Sally Yates Says She Told White House Michael Flynn Could Be ‘Blackmailed by the Russians’

“General Flynn was compromised in regard to the Russians,” Yates tells Senate Judiciary subcommittee

Sally Yates
CNN

Former acting Attorney General Sally Yates testified Monday that she told the White House in no uncertain terms that former national security adviser Michael Flynn was at risk of being blackmailed by Russia after giving false statements about his conversations with the Russian ambassador to the media.

“General Flynn was compromised in regard to the Russians,” Yates said.

Yates said that Flynn’s behavior was “problematic” and that he could be “essentially blackmailed by the Russians.”

Yates, who testified along with with former Director of National Intelligence James Clapper, did not go into specifics, insisting that the details were classified, but she basically confirmed the flurry of media reports that brought about the dismissal of Flynn in February.
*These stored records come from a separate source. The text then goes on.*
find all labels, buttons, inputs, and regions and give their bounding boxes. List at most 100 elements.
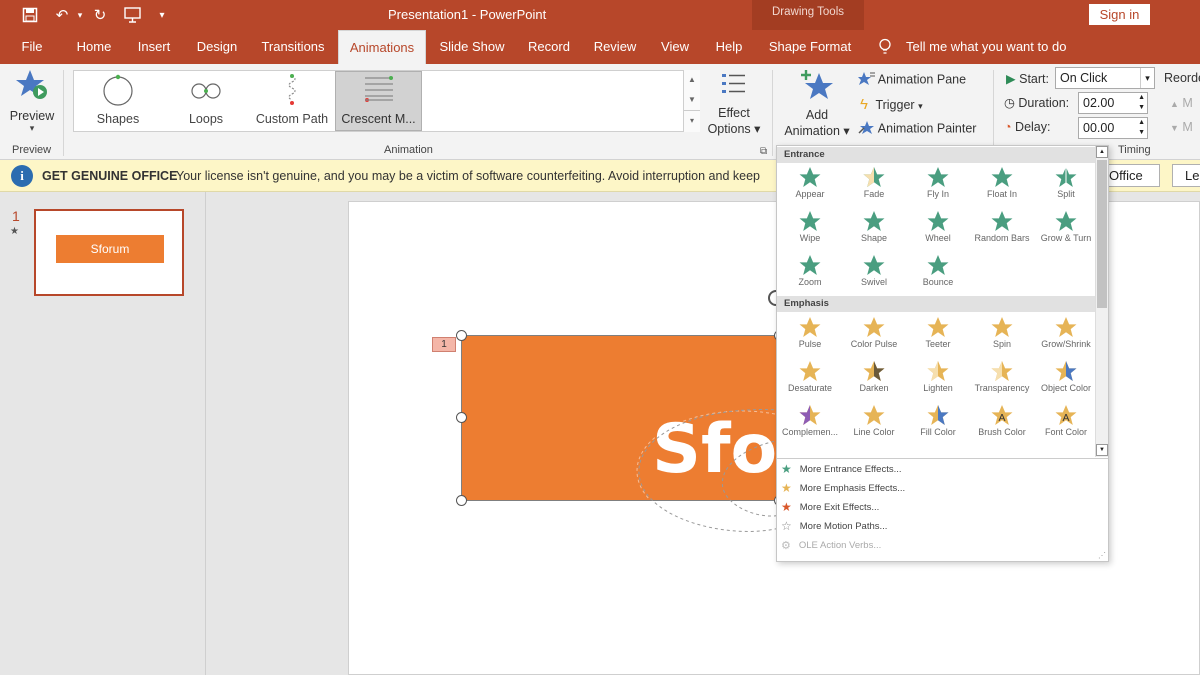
start-from-beginning-icon[interactable] <box>122 5 142 25</box>
preview-group-label: Preview <box>12 144 52 156</box>
tab-animations[interactable]: Animations <box>338 30 426 64</box>
title-bar: ↶ ▾ ↻ ▾ Presentation1 - PowerPoint Sign … <box>0 0 1200 30</box>
effect-brush-color[interactable]: A Brush Color <box>970 404 1034 448</box>
scroll-thumb[interactable] <box>1097 160 1107 308</box>
effect-pulse[interactable]: Pulse <box>778 316 842 360</box>
gallery-down-icon[interactable]: ▼ <box>684 90 700 110</box>
effect-grow-shrink[interactable]: Grow/Shrink <box>1034 316 1098 360</box>
effect-fly-in[interactable]: Fly In <box>906 166 970 210</box>
delay-spinner-icon[interactable]: ▲ ▼ <box>1138 118 1145 138</box>
more-motion-paths[interactable]: ☆ More Motion Paths... <box>781 517 887 535</box>
tab-help[interactable]: Help <box>708 30 750 64</box>
tab-insert[interactable]: Insert <box>130 30 178 64</box>
effect-grow-turn[interactable]: Grow & Turn <box>1034 210 1098 254</box>
resize-handle[interactable] <box>456 495 467 506</box>
tab-file[interactable]: File <box>12 30 52 64</box>
tab-view[interactable]: View <box>654 30 696 64</box>
gallery-shapes[interactable]: Shapes <box>80 72 156 130</box>
add-animation-button[interactable]: Add Animation ▾ <box>780 68 854 142</box>
gallery-crescent-moon[interactable]: Crescent M... <box>335 71 422 131</box>
resize-handle[interactable] <box>456 412 467 423</box>
gallery-scroll[interactable]: ▲ ▼ ▾ <box>683 70 700 132</box>
tab-shape-format[interactable]: Shape Format <box>762 30 858 64</box>
gallery-up-icon[interactable]: ▲ <box>684 70 700 90</box>
effect-star-icon <box>991 211 1013 231</box>
effect-complemen[interactable]: Complemen... <box>778 404 842 448</box>
custom-path-icon <box>288 74 296 105</box>
effect-darken[interactable]: Darken <box>842 360 906 404</box>
effect-random-bars[interactable]: Random Bars <box>970 210 1034 254</box>
delay-input[interactable]: 00.00 ▲ ▼ <box>1078 117 1148 139</box>
effect-options-button[interactable]: Effect Options ▾ <box>704 72 764 142</box>
delay-label: ◔ Delay: <box>1004 120 1051 134</box>
effect-bounce[interactable]: Bounce <box>906 254 970 298</box>
sign-in-button[interactable]: Sign in <box>1089 4 1150 25</box>
trigger-button[interactable]: ϟ Trigger ▾ <box>860 96 923 113</box>
effect-label: Pulse <box>798 339 822 349</box>
effect-split[interactable]: Split <box>1034 166 1098 210</box>
more-entrance-effects[interactable]: ★ More Entrance Effects... <box>781 460 902 478</box>
effect-swivel[interactable]: Swivel <box>842 254 906 298</box>
effect-lighten[interactable]: Lighten <box>906 360 970 404</box>
save-icon[interactable] <box>20 5 40 25</box>
tab-review[interactable]: Review <box>588 30 642 64</box>
tab-design[interactable]: Design <box>188 30 246 64</box>
gallery-more-icon[interactable]: ▾ <box>684 110 700 130</box>
effect-zoom[interactable]: Zoom <box>778 254 842 298</box>
customize-qat-icon[interactable]: ▾ <box>152 5 172 25</box>
effect-teeter[interactable]: Teeter <box>906 316 970 360</box>
tab-slide-show[interactable]: Slide Show <box>434 30 510 64</box>
redo-icon[interactable]: ↻ <box>90 5 110 25</box>
effect-appear[interactable]: Appear <box>778 166 842 210</box>
effect-spin[interactable]: Spin <box>970 316 1034 360</box>
effect-desaturate[interactable]: Desaturate <box>778 360 842 404</box>
effect-fade[interactable]: Fade <box>842 166 906 210</box>
scroll-up-icon[interactable]: ▲ <box>1096 146 1108 158</box>
animation-pane-button[interactable]: Animation Pane <box>858 71 966 89</box>
loops-path-icon <box>191 83 221 99</box>
drawing-tools-label: Drawing Tools <box>771 6 844 18</box>
move-later-button[interactable]: ▼ M <box>1170 120 1193 134</box>
duration-input[interactable]: 02.00 ▲ ▼ <box>1078 92 1148 114</box>
effect-shape[interactable]: Shape <box>842 210 906 254</box>
tab-record[interactable]: Record <box>522 30 576 64</box>
effect-float-in[interactable]: Float In <box>970 166 1034 210</box>
animation-order-tag[interactable]: 1 <box>432 337 456 352</box>
move-earlier-button[interactable]: ▲ M <box>1170 96 1193 110</box>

Those reports claimed that Flynn had misled his bosses about his conversation with Russian Ambassador to the U.S. Sergey Kislyak prior to Trump’s inauguration, telling them he had not discussed any Obama administration sanctions against Russia when he in fact did.

“We weren’t the only ones that knew all of this, that the Russians also knew about what General Flynn had done and the Russians also knew that General Flynn had misled the vice president and others,” Yates said.

On Jan. 26, Yates told White House Counsel Donald McGahn that Flynn was vulnerable to blackmail because Russia knew that he had been untruthful with the administration.

“We were concerned that the American people had been misled about the underlying conduct and what General Flynn had done,” Yates told a Senate Judiciary subcommittee.

Yates also testified that McGahn asked her why it would matter to the Department of Justice if a White House official lied to another official? Yates said that she explained the American people were being misled, and that the Russians knew that.

Asked whether the administration  took her warning seriously, given that Flynn held on to his job for another 18 days after Yates met with the White House, Yates said: “Mr. McGahn certainly demonstrated that he understood that this was serious,” Yates said of her meetings with the White House counsel. “I don’t have any way of knowing what if anything they did. If nothing was done than certainly that would be concerning.”

Yates became a household name after she broke with President Donald Trump over his travel ban, a move that led to her firing in January. In January, she informed the administration that then-National Security Adviser Michale Flynn may have misled officials about conversations.

Monday’s hearing was the first time Yates spoke publicly about her warnings to the White House, which the administration has since played down. White House officials have described Yates’ warning as merely a “heads-up” about Flynn’s Russian contacts.

Hours before Yates was set to testify, NBC News reported that former Obama officials said that former President Barack Obama warned Trump against hiring Flynn in a meeting in the Oval Office on November 10.

But Trump dismissed the reports tweeting that the Obama administration had granted Flynn “the highest security clearance.”

Flynn was given security clearance while he served as the head of the Pentagon’s Defense Intelligence Agency in the Obama administration in 2012. But he was fired in 2014.

Just three weeks into his job as national security advisor, Flynn was fired for misleading Vice President Pence about those conversations he had with Ambassador Kislyak.